Remix.run Logo
CamperBob2 5 hours ago

I think the 27B dense model at full precision and 122B MoE at 4- or 6-bit quantization are legitimate killer apps for the 96 GB RTX 6000 Pro Blackwell, if the budget supports it.

I imagine any 24 GB card can run the lower quants at a reasonable rate, though, and those are still very good models.

Big fan of Qwen 3.5. It actually delivers on some of the hype that the previous wave of open models never lived up to.

MarsIronPI 5 hours ago | parent [-]

I've had good experience with GLM-4.7 and GLM-5.0. How would you compare them with Qwen 3.5? (If you have any experience with them.)

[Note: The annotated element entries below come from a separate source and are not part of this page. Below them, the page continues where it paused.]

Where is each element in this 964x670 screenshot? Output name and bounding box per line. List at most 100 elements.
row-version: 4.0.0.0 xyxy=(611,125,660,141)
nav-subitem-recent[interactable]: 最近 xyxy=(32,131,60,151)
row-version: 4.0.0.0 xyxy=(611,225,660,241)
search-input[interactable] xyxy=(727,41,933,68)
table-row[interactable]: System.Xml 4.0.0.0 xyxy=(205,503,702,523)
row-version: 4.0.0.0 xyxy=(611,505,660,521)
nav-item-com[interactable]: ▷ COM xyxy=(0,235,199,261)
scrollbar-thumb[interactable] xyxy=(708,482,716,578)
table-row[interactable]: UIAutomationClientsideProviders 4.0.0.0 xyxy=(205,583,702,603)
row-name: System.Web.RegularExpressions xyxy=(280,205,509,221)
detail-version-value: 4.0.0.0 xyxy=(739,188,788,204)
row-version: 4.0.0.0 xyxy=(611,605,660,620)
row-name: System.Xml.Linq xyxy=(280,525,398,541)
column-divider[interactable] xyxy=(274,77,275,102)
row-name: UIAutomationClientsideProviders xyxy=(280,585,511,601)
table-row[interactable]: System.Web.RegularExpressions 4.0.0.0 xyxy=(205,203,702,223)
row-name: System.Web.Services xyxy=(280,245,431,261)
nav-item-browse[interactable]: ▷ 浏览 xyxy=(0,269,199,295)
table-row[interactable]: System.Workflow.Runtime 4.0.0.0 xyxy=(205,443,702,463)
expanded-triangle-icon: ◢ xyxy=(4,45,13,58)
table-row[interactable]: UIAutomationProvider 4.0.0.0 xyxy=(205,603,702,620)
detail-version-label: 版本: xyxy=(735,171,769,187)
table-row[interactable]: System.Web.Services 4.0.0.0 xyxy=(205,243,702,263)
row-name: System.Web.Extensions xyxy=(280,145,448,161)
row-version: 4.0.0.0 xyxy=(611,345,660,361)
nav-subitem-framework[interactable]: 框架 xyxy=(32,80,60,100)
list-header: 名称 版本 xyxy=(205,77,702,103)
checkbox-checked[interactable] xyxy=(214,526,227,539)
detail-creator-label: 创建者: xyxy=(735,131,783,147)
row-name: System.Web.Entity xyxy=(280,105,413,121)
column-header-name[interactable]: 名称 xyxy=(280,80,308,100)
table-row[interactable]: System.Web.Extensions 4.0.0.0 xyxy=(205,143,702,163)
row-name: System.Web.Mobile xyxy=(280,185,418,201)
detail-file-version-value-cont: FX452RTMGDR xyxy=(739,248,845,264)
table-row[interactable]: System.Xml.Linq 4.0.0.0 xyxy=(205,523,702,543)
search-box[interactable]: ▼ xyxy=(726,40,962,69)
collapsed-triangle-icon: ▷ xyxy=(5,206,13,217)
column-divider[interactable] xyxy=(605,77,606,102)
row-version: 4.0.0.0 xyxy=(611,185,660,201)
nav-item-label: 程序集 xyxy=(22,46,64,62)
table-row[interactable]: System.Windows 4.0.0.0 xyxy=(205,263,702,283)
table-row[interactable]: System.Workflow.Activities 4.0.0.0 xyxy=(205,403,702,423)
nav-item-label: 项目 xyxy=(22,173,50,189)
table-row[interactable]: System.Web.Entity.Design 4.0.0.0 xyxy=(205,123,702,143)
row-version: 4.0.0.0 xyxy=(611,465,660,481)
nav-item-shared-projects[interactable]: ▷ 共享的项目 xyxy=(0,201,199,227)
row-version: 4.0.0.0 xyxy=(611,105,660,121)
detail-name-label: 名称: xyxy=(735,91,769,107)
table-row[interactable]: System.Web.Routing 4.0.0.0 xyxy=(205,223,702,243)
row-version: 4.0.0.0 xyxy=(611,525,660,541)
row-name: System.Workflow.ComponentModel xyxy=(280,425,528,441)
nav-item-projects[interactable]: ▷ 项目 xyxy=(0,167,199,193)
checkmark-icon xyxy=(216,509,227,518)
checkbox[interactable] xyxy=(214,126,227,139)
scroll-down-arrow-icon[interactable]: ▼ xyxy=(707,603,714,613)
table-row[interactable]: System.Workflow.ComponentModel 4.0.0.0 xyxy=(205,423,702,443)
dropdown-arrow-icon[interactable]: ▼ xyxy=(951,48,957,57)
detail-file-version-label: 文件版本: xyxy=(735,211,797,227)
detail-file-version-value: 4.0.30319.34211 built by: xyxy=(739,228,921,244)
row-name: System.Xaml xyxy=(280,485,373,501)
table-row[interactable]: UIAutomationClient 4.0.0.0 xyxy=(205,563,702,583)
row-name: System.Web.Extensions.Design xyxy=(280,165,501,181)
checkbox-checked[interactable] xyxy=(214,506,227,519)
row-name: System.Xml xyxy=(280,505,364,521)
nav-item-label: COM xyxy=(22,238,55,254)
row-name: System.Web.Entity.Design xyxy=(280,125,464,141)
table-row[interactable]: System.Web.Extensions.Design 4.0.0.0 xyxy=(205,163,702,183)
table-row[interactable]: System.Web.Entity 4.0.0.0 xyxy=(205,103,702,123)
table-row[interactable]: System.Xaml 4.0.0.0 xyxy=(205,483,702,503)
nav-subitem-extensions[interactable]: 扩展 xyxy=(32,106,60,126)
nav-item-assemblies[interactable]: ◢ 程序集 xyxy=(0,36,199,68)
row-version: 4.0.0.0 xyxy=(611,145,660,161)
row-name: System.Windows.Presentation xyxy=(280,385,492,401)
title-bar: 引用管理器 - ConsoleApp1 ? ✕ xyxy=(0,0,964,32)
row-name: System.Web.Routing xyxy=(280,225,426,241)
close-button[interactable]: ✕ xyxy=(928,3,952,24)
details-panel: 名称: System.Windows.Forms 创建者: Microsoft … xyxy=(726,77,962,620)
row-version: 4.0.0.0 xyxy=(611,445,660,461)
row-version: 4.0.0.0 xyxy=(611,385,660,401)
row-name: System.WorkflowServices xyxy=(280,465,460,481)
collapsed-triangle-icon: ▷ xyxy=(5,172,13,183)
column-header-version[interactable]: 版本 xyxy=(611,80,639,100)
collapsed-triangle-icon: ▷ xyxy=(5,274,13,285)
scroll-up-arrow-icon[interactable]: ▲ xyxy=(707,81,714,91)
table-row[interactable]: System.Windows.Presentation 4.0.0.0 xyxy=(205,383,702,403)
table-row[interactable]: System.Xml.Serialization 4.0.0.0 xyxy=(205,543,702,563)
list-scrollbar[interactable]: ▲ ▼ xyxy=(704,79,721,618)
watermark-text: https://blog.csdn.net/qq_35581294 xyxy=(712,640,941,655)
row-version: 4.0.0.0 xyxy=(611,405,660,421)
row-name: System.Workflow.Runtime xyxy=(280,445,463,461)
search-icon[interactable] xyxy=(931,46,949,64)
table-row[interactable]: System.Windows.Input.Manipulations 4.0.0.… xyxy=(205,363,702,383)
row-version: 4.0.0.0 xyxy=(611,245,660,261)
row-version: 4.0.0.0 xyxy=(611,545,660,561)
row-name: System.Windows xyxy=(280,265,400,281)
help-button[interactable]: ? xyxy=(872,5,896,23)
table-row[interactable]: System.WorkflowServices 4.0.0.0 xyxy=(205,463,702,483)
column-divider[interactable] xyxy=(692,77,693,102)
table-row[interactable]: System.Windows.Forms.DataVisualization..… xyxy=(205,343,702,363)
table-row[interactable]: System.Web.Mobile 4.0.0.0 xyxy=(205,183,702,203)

CamperBob2 3 hours ago | parent [-]

No experience with 5 and not much with 4.7, but they both have quite a few advocates over on /r/localllama.

Unsloth's GLM-4.7-Flash-BF16.gguf is quite fast on the 6000, at around 100 t/s, but definitely not as smart as the Qwen 3.5 MoE or dense models of similar size. As far as I'm concerned Qwen 3.5 renders most other open models short of perhaps Kimi 2.5 obsolete for general queries, although other models are still said to be better for local agentic use. That, I haven't tried.